David Brenner Paid Richard Lewis A Thousand Bucks to Become a Full-Time Comic
Comedy history should be kinder to David Brenner, a comedian who deserves to be on all those lists of the best stand-up comics of all time. The guy was all kinds of legit, the comic with more Tonight Show appearances during the 1970s and 1980s than anyone on the planet. When he passed away in 2014 at the age of 78, his good friend Richard Lewis eulogized Brenner as “the king of hip, observational comedy.”
For Lewis, though, Brenner was more than that, according to Comedy at the Edge: How Stand-Up in the 1970s Changed America. When Lewis was just starting out, he turned to the more accomplished comic — Brenner had already landed Tonight Show appearances by the early 1970s — for advice. For starters, Brenner said, Lewis needed stage time at some of the Village’s low-rent clubs before taking a crack at Budd Friedman’s Improv.

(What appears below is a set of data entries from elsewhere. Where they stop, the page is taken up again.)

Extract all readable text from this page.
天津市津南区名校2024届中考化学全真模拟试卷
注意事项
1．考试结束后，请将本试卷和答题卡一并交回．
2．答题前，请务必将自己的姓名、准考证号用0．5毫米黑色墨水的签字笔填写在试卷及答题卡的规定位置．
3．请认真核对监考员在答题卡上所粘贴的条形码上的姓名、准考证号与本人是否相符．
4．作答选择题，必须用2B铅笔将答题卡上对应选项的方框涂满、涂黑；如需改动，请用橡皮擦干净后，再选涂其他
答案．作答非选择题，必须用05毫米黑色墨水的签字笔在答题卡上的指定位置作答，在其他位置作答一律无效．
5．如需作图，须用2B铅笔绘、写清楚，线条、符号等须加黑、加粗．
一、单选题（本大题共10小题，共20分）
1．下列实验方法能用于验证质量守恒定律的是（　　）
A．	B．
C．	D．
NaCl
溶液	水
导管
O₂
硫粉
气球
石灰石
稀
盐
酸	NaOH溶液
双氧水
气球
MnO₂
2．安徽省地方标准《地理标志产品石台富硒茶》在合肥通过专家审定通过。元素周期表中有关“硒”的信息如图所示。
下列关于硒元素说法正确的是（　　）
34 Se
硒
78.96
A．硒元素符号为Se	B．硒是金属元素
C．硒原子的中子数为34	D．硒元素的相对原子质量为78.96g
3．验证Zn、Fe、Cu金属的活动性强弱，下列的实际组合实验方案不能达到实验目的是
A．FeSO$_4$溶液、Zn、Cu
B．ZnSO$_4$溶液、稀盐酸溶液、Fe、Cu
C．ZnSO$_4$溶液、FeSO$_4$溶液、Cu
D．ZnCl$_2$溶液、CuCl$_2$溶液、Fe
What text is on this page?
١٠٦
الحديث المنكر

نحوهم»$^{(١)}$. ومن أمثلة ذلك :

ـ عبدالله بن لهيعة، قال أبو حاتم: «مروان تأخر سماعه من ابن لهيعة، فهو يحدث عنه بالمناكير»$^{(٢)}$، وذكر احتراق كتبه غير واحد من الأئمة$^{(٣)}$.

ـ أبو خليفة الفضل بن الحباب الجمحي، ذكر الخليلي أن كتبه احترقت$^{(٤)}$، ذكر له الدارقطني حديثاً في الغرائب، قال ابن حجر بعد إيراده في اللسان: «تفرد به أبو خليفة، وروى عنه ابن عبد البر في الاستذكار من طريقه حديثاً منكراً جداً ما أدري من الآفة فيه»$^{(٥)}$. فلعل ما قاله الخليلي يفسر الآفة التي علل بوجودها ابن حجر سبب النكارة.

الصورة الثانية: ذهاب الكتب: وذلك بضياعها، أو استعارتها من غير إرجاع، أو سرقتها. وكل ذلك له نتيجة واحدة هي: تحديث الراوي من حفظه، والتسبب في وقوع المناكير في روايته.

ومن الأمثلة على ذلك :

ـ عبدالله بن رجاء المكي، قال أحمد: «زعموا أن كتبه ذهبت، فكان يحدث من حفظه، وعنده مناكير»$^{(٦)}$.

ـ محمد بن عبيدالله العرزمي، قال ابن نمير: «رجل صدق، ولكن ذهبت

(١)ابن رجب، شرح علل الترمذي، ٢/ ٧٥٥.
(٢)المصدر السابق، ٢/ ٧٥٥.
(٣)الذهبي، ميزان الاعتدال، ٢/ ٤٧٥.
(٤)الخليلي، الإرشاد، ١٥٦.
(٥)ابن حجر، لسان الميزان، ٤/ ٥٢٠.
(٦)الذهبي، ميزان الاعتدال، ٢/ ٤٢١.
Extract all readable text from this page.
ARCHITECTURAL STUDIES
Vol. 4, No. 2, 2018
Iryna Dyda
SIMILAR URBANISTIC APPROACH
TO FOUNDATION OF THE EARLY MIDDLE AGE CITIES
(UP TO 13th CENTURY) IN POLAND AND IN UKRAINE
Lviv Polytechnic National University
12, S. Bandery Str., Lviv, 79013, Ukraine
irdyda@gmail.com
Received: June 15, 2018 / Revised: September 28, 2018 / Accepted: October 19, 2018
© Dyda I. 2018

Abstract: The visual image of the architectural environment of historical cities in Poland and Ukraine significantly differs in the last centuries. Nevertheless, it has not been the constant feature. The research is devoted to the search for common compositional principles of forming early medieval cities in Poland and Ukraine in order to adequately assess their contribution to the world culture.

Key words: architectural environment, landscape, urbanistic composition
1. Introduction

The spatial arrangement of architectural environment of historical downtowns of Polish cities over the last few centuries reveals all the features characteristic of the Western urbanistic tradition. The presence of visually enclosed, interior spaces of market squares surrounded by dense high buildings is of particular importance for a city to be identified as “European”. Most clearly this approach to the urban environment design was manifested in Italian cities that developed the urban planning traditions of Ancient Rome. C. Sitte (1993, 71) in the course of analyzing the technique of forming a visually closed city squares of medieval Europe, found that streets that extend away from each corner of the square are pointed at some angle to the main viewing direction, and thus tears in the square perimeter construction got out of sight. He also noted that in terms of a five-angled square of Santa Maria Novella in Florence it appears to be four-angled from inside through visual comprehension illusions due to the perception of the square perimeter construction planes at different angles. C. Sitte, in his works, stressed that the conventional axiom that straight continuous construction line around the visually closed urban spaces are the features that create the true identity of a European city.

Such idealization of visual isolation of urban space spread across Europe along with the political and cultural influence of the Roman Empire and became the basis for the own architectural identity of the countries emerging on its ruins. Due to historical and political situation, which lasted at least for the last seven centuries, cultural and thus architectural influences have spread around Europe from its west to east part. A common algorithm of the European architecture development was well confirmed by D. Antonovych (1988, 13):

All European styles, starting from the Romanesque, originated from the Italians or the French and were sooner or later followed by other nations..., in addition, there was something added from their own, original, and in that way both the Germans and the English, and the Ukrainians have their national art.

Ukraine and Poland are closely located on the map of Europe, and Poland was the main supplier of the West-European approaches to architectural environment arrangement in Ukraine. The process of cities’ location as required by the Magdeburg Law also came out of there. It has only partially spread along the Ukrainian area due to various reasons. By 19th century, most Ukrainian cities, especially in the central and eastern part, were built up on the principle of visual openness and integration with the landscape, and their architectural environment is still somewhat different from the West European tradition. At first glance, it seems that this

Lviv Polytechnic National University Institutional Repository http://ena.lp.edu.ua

Lewis did just that, figuring out how to make people laugh at a strange little joint called the Champagne Gallery. “There was a good chance that one out of every two acts were lunatics,” Lewis said. “A guy would walk on with a seal — it was almost Felliniesque. So it wasn’t like there was a lot of pressure.”
This article not your thing? Try these...
With stage time under his belt, Lewis tried an open mic night at The Improv and “blew the roof off.” Friedman congratulated the young comic, proclaiming him Rookie of the Year. Friedman might have spoken too soon, however. When he offered to put Lewis on the regular show that same night, the young comic bombed miserably. “For the showcase, I was tops,” Lewis remembered. “For the real show, I was in the coal mines.”
It took years for Lewis to break through, working three part-time jobs during the day and struggling on the Improv stage at night. The exhausted Lewis complained to Brenner that he wished he could quit all the side hustles and devote all of his energy to being a full-time comic.
What would it take, asked Brenner? Lewis figured he could make it if he had a grand in the bank. Say no more, said Brenner, who wrote a check for $1,000 on the spot. “I quit my jobs and I’ve never looked back,” Lewis said. It was a favor he never forgot, although Brenner says Lewis didn’t have the story exactly right. “I gave him cash. I never carried checks.”
That sounds like a lot of money to carry around, but even in death, Brenner was known to have a few bucks on him. Part of Brenner’s final request was for one hundred dollars in small bills to be placed in his left sock “just in case tipping is recommended where I’m going.”
“This leaves an irreplaceable hole,” Lewis said after Brenner passed. “He was family.”